Best coffee I tried: Mystery Coffee #103 from the Roaster’s Guild Coffee of the Year competition. Yesterday alone, I tried at least 20 coffees. And I don’t mean tasting and spitting out, I mean drinking. I can’t say I really recommend this strategy (I ended up both overtired and jittery), but it was interesting! The coffee I liked the best, as far as one I would like to drink daily, was #103 at the coffee of the year competition. Conference attendees got to sample and vote on the top ten finalists.

With all this coffee, perhaps this category deserves a couple of subcategories.

Best Coffee I Tasted Made on a Clover: Intelligentsia’s Organic Anjilanaka, Bolivia. There were three Clover coffee brewers at the show, and we tried coffees made on all of them.

Best espresso shot: Finca Vista Hermosa at the Barista Guild’s booth. Light roast and crazy citrus zing made this not your usual espresso.

Most interesting thing that I didn’t think I’d care about: U.S. Barista Championships. Once you started watching baristas compete, it was kind of addictive. Beats watching a poker championship. This is Belle Batista of Aldo Coffee, the Mid-Atlantic Regional winner. She didn’t make the finals.

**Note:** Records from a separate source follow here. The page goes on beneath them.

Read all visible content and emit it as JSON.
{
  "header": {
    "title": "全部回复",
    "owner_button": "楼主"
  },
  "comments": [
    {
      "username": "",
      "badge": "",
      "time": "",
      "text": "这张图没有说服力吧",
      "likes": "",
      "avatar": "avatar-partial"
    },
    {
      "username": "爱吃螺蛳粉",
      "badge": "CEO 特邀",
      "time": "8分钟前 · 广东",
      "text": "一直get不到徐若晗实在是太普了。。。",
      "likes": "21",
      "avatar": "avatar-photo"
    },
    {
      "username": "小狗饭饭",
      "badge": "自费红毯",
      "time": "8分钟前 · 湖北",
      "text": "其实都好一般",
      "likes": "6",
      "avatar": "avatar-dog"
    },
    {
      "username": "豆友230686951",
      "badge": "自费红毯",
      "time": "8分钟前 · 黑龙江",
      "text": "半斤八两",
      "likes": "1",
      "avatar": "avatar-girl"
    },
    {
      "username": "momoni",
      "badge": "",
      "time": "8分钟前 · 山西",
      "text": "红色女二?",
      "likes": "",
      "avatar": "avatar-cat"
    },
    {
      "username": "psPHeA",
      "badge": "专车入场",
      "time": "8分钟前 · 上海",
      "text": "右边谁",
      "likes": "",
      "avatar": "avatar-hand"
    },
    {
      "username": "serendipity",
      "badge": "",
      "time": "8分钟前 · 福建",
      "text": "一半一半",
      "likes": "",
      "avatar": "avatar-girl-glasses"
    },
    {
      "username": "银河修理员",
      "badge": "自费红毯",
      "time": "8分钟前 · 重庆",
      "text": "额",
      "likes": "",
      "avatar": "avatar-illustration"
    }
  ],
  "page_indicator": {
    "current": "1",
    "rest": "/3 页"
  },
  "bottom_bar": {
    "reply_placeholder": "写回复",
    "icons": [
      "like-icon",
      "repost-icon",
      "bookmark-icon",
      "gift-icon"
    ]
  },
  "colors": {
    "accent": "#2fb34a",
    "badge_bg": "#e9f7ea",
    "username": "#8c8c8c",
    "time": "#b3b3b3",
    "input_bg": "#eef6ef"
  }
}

Best non-coffee product name: Two Leaves and a Bud. I used to be an avid tea drinker.

Best authentic character: Wicha Promyong, Doi Chaang Coffee (which we reviewed here). After posing for the shot, he whipped out a nice business card and spoke perfect English!

There will be more forthcoming on what I learned in the sustainability and agroecology lectures, additional sustainability and other awards, and more. It has been a great experience.